Expr: is_valid(p.x()) && is_valid(p.y()) && is_valid(p.z())
File: /home/lrineau/Git/cgal/Mesh_3/test/Mesh_3/../../include/CGAL/Mesh_3/C3T3_helpers.h
Line: 3358

The assertion about coordinates being invalid (NaNs) is triggered before the parallel mode is tested.

lrineau commented 7 years ago

@janetournois in the previous message you can see the seed:

Seed is 1496935255

But it seems the issue is barely dependent on the seed, on my Linux machine. My last run was using the seed:

Seed is 1497517282 and it failed the same way.

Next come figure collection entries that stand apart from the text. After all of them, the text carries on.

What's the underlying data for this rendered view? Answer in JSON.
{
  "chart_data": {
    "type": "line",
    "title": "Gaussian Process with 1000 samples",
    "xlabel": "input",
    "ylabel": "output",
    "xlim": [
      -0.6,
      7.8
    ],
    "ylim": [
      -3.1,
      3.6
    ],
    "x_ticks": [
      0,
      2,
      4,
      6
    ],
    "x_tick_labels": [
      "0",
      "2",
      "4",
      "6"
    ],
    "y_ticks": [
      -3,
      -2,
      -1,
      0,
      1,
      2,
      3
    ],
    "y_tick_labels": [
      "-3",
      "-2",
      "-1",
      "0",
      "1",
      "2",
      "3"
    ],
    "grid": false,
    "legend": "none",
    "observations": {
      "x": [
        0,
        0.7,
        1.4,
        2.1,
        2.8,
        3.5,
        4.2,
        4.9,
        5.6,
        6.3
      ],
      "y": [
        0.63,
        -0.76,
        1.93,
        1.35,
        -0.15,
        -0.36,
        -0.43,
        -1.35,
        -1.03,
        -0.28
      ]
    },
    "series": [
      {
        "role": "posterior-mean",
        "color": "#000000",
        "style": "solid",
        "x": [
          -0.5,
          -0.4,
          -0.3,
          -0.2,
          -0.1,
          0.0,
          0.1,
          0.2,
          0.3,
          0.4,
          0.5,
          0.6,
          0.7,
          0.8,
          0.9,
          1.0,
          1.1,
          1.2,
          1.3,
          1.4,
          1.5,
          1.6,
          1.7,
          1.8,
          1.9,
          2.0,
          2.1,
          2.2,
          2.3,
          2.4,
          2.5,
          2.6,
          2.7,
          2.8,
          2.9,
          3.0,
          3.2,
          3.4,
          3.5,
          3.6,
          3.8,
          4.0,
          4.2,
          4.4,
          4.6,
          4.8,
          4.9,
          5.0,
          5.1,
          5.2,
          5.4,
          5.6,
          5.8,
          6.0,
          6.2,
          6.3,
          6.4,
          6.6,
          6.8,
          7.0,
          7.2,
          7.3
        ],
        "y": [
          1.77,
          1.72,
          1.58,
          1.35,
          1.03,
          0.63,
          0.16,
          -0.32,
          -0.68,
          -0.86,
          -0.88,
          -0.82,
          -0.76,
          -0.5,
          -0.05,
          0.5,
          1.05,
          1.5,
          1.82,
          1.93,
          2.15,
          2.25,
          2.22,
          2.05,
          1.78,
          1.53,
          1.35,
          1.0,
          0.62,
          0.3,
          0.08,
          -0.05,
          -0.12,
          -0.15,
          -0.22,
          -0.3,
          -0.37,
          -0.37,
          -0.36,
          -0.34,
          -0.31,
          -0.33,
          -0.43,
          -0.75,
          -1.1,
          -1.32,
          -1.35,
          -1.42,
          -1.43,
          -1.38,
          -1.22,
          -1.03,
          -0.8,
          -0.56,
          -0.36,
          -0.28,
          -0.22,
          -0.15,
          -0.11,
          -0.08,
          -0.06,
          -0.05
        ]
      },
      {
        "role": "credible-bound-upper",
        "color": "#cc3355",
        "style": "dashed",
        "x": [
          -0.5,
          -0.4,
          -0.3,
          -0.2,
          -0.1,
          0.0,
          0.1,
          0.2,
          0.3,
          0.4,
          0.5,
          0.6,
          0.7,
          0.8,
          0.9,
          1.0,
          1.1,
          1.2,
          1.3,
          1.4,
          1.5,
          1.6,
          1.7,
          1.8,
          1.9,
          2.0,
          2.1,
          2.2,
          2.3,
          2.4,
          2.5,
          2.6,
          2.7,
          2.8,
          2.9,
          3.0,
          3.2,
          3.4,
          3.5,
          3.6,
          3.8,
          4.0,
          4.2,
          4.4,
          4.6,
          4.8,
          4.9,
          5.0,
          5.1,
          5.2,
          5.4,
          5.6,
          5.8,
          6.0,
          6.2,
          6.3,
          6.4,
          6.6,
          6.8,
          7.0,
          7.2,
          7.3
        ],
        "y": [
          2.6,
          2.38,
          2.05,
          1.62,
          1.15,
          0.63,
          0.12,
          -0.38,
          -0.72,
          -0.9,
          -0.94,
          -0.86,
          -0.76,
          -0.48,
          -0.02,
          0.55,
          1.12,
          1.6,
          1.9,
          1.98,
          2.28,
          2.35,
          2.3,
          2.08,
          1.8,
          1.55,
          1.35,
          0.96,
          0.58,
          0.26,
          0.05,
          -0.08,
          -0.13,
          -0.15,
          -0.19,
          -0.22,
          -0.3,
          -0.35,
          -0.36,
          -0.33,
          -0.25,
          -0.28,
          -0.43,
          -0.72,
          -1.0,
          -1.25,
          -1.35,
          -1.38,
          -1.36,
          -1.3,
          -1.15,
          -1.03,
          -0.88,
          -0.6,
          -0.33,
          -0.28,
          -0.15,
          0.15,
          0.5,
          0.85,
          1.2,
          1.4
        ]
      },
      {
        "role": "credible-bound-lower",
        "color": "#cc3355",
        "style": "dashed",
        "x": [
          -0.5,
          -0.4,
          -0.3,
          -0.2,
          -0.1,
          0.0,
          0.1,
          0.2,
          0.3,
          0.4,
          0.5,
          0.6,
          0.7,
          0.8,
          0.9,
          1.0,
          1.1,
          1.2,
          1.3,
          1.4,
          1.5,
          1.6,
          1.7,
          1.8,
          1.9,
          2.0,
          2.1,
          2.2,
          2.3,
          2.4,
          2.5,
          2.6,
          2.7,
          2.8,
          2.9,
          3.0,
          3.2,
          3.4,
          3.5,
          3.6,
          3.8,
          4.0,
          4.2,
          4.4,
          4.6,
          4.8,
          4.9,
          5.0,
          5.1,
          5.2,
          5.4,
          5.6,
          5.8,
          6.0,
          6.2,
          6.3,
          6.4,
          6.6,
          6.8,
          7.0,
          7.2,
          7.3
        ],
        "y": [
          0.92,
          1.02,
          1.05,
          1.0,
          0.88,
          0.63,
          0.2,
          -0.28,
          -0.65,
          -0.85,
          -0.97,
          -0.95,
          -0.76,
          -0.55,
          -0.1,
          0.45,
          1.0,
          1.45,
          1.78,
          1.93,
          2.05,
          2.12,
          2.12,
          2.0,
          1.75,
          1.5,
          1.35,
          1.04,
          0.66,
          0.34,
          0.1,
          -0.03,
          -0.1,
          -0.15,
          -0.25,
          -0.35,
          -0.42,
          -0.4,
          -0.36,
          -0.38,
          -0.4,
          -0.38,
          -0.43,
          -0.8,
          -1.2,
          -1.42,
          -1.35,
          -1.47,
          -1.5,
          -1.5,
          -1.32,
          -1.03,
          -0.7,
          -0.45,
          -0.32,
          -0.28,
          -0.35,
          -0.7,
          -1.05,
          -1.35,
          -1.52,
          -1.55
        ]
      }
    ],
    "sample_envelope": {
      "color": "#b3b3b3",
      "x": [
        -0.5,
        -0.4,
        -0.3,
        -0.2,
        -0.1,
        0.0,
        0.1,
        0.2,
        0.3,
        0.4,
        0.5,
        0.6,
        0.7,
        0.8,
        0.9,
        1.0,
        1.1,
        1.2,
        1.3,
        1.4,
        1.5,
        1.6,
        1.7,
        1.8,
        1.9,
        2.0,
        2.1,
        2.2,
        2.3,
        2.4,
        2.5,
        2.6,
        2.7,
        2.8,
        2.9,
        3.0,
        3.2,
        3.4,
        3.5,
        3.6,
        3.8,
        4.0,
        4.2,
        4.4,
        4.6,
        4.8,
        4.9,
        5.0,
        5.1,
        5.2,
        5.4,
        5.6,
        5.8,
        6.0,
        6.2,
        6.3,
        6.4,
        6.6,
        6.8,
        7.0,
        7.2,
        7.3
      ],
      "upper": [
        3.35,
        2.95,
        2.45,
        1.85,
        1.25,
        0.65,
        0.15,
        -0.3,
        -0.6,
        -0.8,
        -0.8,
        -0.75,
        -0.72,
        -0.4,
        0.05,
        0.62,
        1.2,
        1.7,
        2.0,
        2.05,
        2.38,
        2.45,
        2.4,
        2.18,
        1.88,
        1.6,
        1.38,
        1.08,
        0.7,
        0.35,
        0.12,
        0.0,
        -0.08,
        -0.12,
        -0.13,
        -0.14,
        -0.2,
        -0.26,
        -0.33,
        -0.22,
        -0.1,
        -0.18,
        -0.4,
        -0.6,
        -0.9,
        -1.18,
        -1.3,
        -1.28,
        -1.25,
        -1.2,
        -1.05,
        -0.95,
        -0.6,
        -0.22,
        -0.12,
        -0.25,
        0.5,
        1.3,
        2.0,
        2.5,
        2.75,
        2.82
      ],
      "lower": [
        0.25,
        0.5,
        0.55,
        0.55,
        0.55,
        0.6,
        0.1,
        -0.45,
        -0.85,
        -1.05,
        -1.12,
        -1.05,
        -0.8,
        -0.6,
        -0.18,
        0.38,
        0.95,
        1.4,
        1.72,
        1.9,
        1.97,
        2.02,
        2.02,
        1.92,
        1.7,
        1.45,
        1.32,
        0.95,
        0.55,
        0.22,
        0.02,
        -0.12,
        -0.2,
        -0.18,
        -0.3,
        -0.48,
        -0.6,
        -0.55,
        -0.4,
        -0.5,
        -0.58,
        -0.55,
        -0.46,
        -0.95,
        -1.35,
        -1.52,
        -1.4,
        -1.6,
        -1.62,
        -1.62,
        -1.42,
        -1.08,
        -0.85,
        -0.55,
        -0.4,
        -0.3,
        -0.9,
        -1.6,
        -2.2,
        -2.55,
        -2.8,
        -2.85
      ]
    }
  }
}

lrineau commented 7 years ago

After the patch lrineau/cgal@4ddd3f6, I can no longer reproduce the bug without the compiler optimizers.

Actually, before that patch, I do not know if the optimizers were required.

janetournois commented 7 years ago

that at least explains why it is not reproducible on msvc...

lrineau commented 6 years ago

Jane, as I said in my first message in this issue

I failed to reproduce the bug with CGAL-4.9. I do not know why.

So maybe the bug was introduced between 4.9 and 4.10... Maybe related to weighted points?